L’essentiel

Consultations. L’Iran a poursuivi, lundi en Russie, son ballet diplomatique destiné à recueillir des soutiens dans sa guerre contre Washington. Le ministre iranien des Affaires étrangères, Abbas Araghchi, a rencontré Vladimir Poutine à Saint-Pétersbourg. Le président russe a affirmé que Moscou ferait «tout» pour que «la paix puisse être obtenue le plus rapidement possible» au Moyen-Orient.

Négociations au point mort. Donald Trump a annulé samedi le déplacement prévu au Pakistan de son gendre Jared Kushner et de son envoyé spécial Steve Witkoff. «J’ai dit que nous n’allions plus faire» de négociations directes avec l’Iran, a déclaré le président américain sur Fox News, avant de lancer à l’intention des Iraniens: «S’ils veulent parler, ils peuvent venir vers nous, ou ils peuvent nous appeler, nous avons de très bonnes lignes téléphoniques sécurisées.»

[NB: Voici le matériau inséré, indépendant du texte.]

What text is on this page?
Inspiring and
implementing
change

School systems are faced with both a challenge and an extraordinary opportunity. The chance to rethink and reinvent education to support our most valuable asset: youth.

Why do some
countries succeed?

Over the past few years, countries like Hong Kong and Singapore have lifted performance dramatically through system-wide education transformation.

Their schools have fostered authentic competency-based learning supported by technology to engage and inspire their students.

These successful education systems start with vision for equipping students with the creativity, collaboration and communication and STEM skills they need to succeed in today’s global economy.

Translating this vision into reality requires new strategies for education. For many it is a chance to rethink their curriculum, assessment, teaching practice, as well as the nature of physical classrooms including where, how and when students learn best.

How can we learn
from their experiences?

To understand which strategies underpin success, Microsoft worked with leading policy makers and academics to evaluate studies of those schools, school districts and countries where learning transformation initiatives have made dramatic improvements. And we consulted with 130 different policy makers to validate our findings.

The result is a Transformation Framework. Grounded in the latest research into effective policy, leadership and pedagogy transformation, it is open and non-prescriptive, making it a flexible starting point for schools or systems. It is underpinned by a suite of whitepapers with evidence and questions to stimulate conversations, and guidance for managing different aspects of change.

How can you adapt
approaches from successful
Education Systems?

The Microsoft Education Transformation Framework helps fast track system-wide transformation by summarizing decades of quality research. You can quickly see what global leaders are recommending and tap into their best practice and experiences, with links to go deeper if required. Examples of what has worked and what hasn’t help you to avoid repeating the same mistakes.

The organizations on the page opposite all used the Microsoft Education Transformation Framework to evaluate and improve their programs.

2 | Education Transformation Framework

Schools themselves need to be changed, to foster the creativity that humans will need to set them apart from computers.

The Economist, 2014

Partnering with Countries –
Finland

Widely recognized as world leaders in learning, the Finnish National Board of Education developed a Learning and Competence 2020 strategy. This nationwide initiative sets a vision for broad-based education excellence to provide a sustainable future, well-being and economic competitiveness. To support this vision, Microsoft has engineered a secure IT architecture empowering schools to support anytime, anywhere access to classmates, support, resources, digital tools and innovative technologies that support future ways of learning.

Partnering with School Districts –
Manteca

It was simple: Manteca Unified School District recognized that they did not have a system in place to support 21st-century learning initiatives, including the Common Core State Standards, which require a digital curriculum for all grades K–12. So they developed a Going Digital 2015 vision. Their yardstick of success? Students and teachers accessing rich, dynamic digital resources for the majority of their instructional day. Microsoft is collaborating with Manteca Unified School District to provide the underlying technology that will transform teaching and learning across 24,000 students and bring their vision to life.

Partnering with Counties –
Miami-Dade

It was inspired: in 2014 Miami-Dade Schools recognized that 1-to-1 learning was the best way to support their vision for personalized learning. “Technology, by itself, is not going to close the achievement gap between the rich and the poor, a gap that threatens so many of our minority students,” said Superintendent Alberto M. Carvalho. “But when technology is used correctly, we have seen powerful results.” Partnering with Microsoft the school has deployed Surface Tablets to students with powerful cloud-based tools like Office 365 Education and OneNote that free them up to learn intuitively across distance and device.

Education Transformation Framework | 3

Blocus du détroit d’Ormuz. Selon le commandement militaire américain pour le Moyen-Orient, «37 navires ont été redirigés depuis le début du blocus» américain des ports iraniens. Le commandement des forces armées iraniennes a menacé les Etats-Unis d’une réponse militaire en cas de poursuite de ce blocus, dénonçant des actes de «piraterie».

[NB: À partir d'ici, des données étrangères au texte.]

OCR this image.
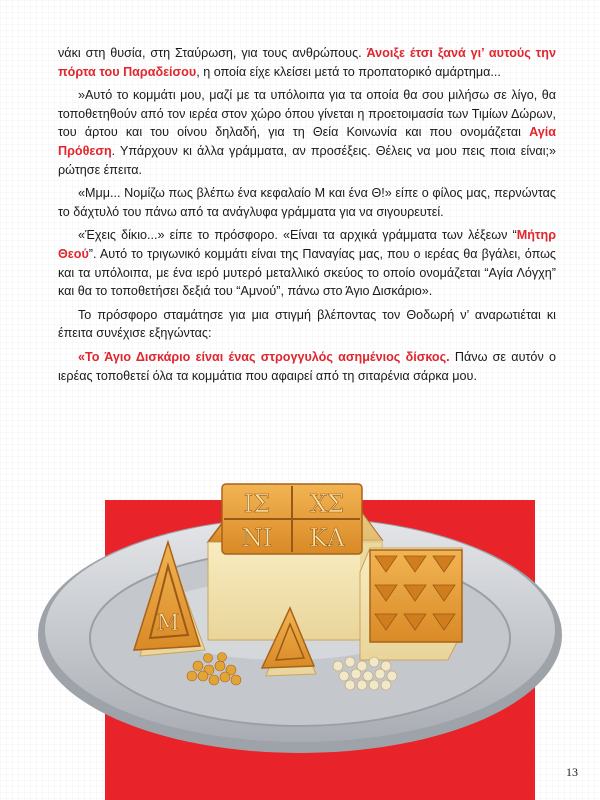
νάκι στη θυσία, στη Σταύρωση, για τους ανθρώπους. Άνοιξε έτσι ξανά γι’ αυτούς την πόρτα του Παραδείσου, η οποία είχε κλείσει μετά το προπατορικό αμάρτημα...

»Αυτό το κομμάτι μου, μαζί με τα υπόλοιπα για τα οποία θα σου μιλήσω σε λίγο, θα τοποθετηθούν από τον ιερέα στον χώρο όπου γίνεται η προετοιμασία των Τιμίων Δώρων, του άρτου και του οίνου δηλαδή, για τη Θεία Κοινωνία και που ονομάζεται Αγία Πρόθεση. Υπάρχουν κι άλλα γράμματα, αν προσέξεις. Θέλεις να μου πεις ποια είναι;» ρώτησε έπειτα.

«Μμμ... Νομίζω πως βλέπω ένα κεφαλαίο Μ και ένα Θ!» είπε ο φίλος μας, περνώντας το δάχτυλό του πάνω από τα ανάγλυφα γράμματα για να σιγουρευτεί.

«Έχεις δίκιο...» είπε το πρόσφορο. «Είναι τα αρχικά γράμματα των λέξεων “Μήτηρ Θεού”. Αυτό το τριγωνικό κομμάτι είναι της Παναγίας μας, που ο ιερέας θα βγάλει, όπως και τα υπόλοιπα, με ένα ιερό μυτερό μεταλλικό σκεύος το οποίο ονομάζεται “Αγία Λόγχη” και θα το τοποθετήσει δεξιά του “Αμνού”, πάνω στο Άγιο Δισκάριο».

Το πρόσφορο σταμάτησε για μια στιγμή βλέποντας τον Θοδωρή ν’ αναρωτιέται κι έπειτα συνέχισε εξηγώντας:

«Το Άγιο Δισκάριο είναι ένας στρογγυλός ασημένιος δίσκος. Πάνω σε αυτόν ο ιερέας τοποθετεί όλα τα κομμάτια που αφαιρεί από τη σιταρένια σάρκα μου.

ΙΣ ΧΣ
ΝΙ ΚΑ
Μ
13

Sur le front libanais. Des frappes israéliennes dans le sud du pays ont fait 14 morts, bilan quotidien le plus lourd depuis l’entrée en vigueur d’un cessez-le-feu il y a neuf jours, selon des chiffres du ministère de la Santé. Le premier ministre israélien, Benyamin Netanyahou, et le Hezbollah pro-iranien se sont réciproquement accusés de violer la trêve, dont Donald Trump a annoncé jeudi la prolongation pour trois semaines.